SoftKey International Inc.
One Athenaeum Street
Cambridge, MA 02142
_____________________________________________________________
(Name, Address and Telephone Number of Person Authorized
to Receive Notices and Communications)
Copy to:
Louis A. Goodman, Esq.
Skadden, Arps, Slate, Meagher & Flom
One Beacon Street
Boston, MA 02108
(617) 573-4800
October 30, 1995
____________________________________________________________
(Date of Event which Requires
Filing of this Statement)
If the filing person has previously filed a statement on
Schedule 13G to report the acquisition which is the
subject of this Schedule 13D, and is filing this
schedule because of Rule 13d-1(b)(3) or (4),
check the following box: ( )
Check the following box if a fee is being paid with this
Statement: (X)
SCHEDULE 13D
CUSIP No. 60400P 10 4
__________________________________________________________________
(1) NAMES OF REPORTING PERSONS
S.S. OR I.R.S. IDENTIFICATION NOS. OF ABOVE PERSONS
SoftKey International Inc.
__________________________________________________________________
(2) CHECK THE APPROPRIATE BOX IF A MEMBER OF A GROUP:
(a) ( )
(b) (X)
__________________________________________________________________
(3) SEC USE ONLY
__________________________________________________________________
(4) SOURCE OF FUNDS (SEE INSTRUCTIONS)
OO
__________________________________________________________________
(5) CHECK BOX IF DISCLOSURE OF LEGAL PROCEEDINGS IS REQUIRED
PURSUANT TO ITEMS 2(d) or 2(e)
__________________________________________________________________
(6) CITIZENSHIP OR PLACE OF ORGANIZATION
Delaware
__________________________________________________________________
(7) SOLE VOTING POWER
NUMBER OF 0
SHARES ____________________________________
BENEFICIALLY (8) SHARED VOTING POWER
OWNED BY 794,284
EACH ____________________________________
REPORTING (9) SOLE DISPOSITIVE POWER
PERSON 0
WITH ____________________________________
(10) SHARED DISPOSITIVE POWER
0
__________________________________________________________________
(11) AGGREGATE AMOUNT BENEFICIALLY OWNED BY EACH REPORTING PERSON
794,284
__________________________________________________________________
(12) CHECK BOX IF THE AGGREGATE AMOUNT IN ROW (11) EXCLUDES
CERTAIN SHARES (SEE INSTRUCTIONS) (X)
__________________________________________________________________
(13) PERCENT OF CLASS REPRESENTED BY AMOUNT IN ROW (11)
9.9%
__________________________________________________________________
(14) TYPE OF REPORTING PERSON (SEE INSTRUCTIONS)
CO
__________________________________________________________________
Item 1. SECURITY AND ISSUER
The title of the class of equity securities to which this
Statement relates is the Common Stock, par value $.01 per share
(the "Company Common Stock"), of Minnesota Educational Computing
Corporation (MECC) (the "Company"), 6160 Summit Drive North,
Minneapolis, Minnesota 54430.
Item 2. IDENTITY AND BACKGROUND
(a)-(c) and (f) This Statement is filed on behalf of
SoftKey International Inc., a Delaware corporation ("SoftKey").

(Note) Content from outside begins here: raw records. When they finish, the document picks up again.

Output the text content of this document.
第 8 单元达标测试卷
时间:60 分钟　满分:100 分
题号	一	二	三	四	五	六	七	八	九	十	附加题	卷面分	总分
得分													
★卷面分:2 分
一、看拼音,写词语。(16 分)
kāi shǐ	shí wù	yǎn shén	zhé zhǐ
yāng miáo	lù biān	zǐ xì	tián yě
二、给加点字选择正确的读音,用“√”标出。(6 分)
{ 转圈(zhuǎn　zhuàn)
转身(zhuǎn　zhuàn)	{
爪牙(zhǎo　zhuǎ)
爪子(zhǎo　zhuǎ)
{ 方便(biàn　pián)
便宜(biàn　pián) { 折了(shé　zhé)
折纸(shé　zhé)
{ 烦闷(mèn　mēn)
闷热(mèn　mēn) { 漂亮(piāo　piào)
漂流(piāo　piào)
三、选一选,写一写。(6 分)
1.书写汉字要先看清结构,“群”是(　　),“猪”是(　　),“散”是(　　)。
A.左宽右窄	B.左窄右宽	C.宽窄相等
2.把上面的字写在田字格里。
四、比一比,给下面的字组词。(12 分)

SoftKey is a developer and publisher of consumer software for
personal computers, primarily produced on CD-ROM. The address of
SoftKey's principal business and principal office is One
Athenaeum Street, Cambridge, Massachusetts 02142.
Information required by General Instruction C to Schedule
13D with respect to the directors and executive officers of
SoftKey is set forth on Exhibit A hereto and is incorporated
herein by this reference.
(d) and (e) To SoftKey's knowledge, during the last five
years neither SoftKey nor any of its directors or executive
officers has been (i) convicted in a criminal proceeding or (ii)
a party to a civil proceeding of a judicial or administrative
body of competent jurisdiction which resulted in a judgment,
decree or final order enjoining future violations of, or
prohibiting or mandating any activities subject to, federal or
state securities laws or finding any violation of such laws.
Item 3. SOURCE AND AMOUNT OF FUNDS OR OTHER CONSIDERATION
The Voting Agreement described in Item 4 of this Statement,
which description is incorporated herein by this reference, was
entered into by SoftKey as a condition and an inducement to
SoftKey's willingness to enter into an Agreement and Plan of
Merger, dated as of October 30, 1995 (the "Merger Agreement") by
and among SoftKey, SchoolCo Inc., a Minnesota corporation and a
wholly owned subsidiary of SoftKey ("Sub"), and the Company.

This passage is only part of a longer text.